From: David Christensen <drc@linux.vnet.ibm.com>
To: Vipul Ujawane <vipul999ujawane@gmail.com>, users@dpdk.org
Subject: Re: [dpdk-users] Poor performance when using OVS with DPDK
Date: Thu, 25 Jun 2020 11:03:41 -0700 [thread overview]
Message-ID: <f06f3d0a-2306-03a1-f368-aa5cb312a52d@linux.vnet.ibm.com> (raw)
In-Reply-To: <CABgxuK5UHr9bDF_HyUOUXRRN-S4z9onbgux0+1KjDHF1VhkoFA@mail.gmail.com>
On 6/24/20 4:03 AM, Vipul Ujawane wrote:
> Dear all,
>
> I am observing a very low performance when running OVS-DPDK when compared
> to OVS running with the Kernel Datapath.

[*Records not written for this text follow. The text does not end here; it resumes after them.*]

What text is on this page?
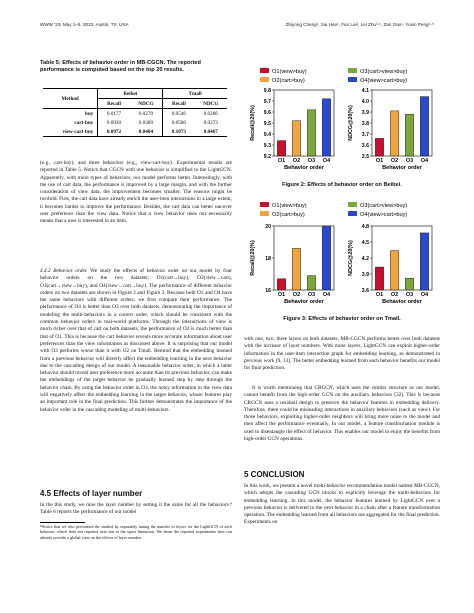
WWW '23, May 1–5, 2023, Austin, TX, USA	Zhiyong Cheng¹, Sai Han¹, Fan Liu², Lei Zhu³·⁵, Zan Gao¹, Yuxin Peng⁴·⁵
Table 5: Effects of behavior order in MB-CGCN. The reported performance is computed based on the top 20 results.
Method	Beibei		Tmall	
	Recall	NDCG	Recall	NDCG
buy	0.0177	0.0270	0.0546	0.0266
cart-buy	0.0930	0.0389	0.0586	0.0273
view-cart-buy	0.0972	0.0404	0.1073	0.0467

(e.g., cart-buy), and three behaviors (e.g., view-cart-buy). Experimental results are reported in Table 5. Notice that CGCN with one behavior is simplified to the LightGCN. Apparently, with more types of behaviors, our model performs better. Interestingly, with the use of cart data, the performance is improved by a large margin, and with the further consideration of view data, the improvement becomes smaller. The reasons might be twofold. First, the cart data have already enrich the user-item interactions to a large extent, it becomes harder to improve the performance. Besides, the cart data can better uncover user preference than the view data. Notice that a view behavior does not necessarily means that a user is interested in an item.

4.4.2 Behavior order. We study the effects of behavior order on our model by four behavior orders on the two datasets: O1(cart→buy), O2(view→cart), O3(cart→view→buy), and O4(view→cart→buy). The performance of different behavior orders on two datasets are shown in Figure 2 and Figure 3. Because both O3 and O4 have the same behaviors with different orders, we first compare their performance. The performance of O4 is better than O3 over both datasets, demonstrating the importance of modeling the multi-behaviors in a correct order, which should be consistent with the common behavior orders in real-world platforms. Through the interactions of view is much richer over that of cart on both datasets, the performance of O2 is much better than that of O1. This is because the cart behavior reveals more accurate information about user preferences than the view information as discussed above. It is surprising that our model with O3 performs worse than it with O2 on Tmall. Remind that the embedding learned from a previous behavior will directly affect the embedding learning in the next behavior due to the cascading design of our model. A reasonable behavior order, in which a latter behavior should reveal user preference more accurate than its previous behavior, can make the embeddings of the target behavior be gradually learned step by step through the behavior chain. By using the behavior order in O3, the noisy information in the view data will negatively affect the embedding learning in the target behavior, whose features play an important role in the final prediction. This further demonstrates the importance of the behavior order in the cascading modeling of multi-behaviors.

4.5 Effects of layer number

In the this study, we tune the layer number by setting it the same for all the behaviors.⁸ Table 6 reports the performance of our model

⁸Notice that we also performed the studied by separately tuning the number of layers for the LightGCN of each behavior, which does not reported here due to the space limitation. We deem the reported experiments here can already provide a global view on the effects of layer number.
O1(view>buy)
O2(cart>buy)
O3(cart>view>buy)
O4(view>cart>buy)
9.2
9.3
9.4
9.5
9.6
9.7
9.8
O1 O2 O3 O4
Behavior order
Recall@20(%)
3.5
3.6
3.7
3.8
3.9
4.0
4.1
O1 O2 O3 O4
Behavior order
NDCG@20(%)
Figure 2: Effects of behavior order on Beibei.
O1(view>buy)
O2(cart>buy)
O3(cart>view>buy)
O4(view>cart>buy)
16
18
20
O1 O2 O3 O4
Behavior order
Recall@20(%)
3.6
3.9
4.2
4.5
4.8
O1 O2 O3 O4
Behavior order
NDCG@20(%)
Figure 3: Effects of behavior order on Tmall.

with one, two, three layers on both datasets. MB-CGCN performs better over both datasets with the increase of layer numbers. With more layers, LightGCN can exploit higher-order information in the user-item interaction graph for embedding learning, as demonstrated in previous work [9, 13]. The better embedding learned from each behavior benefits our model for final prediction.

It is worth mentioning that CRGCN, which uses the similar structure as our model, cannot benefit from the high-order GCN on the auxiliary behaviors [32]. This is because CRGCN uses a residual design to preserve the behavior features in embedding delivery. Therefore, there could be misleading interactions in auxiliary behaviors (such as view). For those behaviors, exploiting higher-order neighbors will bring more noise to the model and then affect the performance eventually. In our model, a feature transformation module is used to disentangle the effect of behavior. This enables our model to enjoy the benefits from high-order GCN operations.

5 CONCLUSION

In this work, we present a novel multi-behavior recommendation model named MB-CGCN, which adopts the cascading GCN blocks to explicitly leverage the multi-behaviors for embedding learning. In this model, the behavior features learned by LightGCN over a previous behavior is delivered to the next behavior in a chain after a feature transformation operation. The embedding learned from all behaviors are aggregated for the final prediction. Experiments on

> I have OvS version 2.13.90 compiled from source with the latest stable DPDK
> v19.11.3 on a stable Debian system running kernel 4.19.0-9-amd64 (real
> version:4.19.118).
>
> I have tried to use the latest released OvS as well (2.12) with the same
> LTS DPDK. As a last resort, I have tried an older kernel, whether it has
> any problem (4.19.0-8-amd64 (real version:4.19.98)).
>
> I have not been able to troubleshoot the problem, and kindly request your
> help regarding the same.
>
> HW configuration
> ================
> We have to two totally identical servers (Debian stable, Intel(R) Xeon(R)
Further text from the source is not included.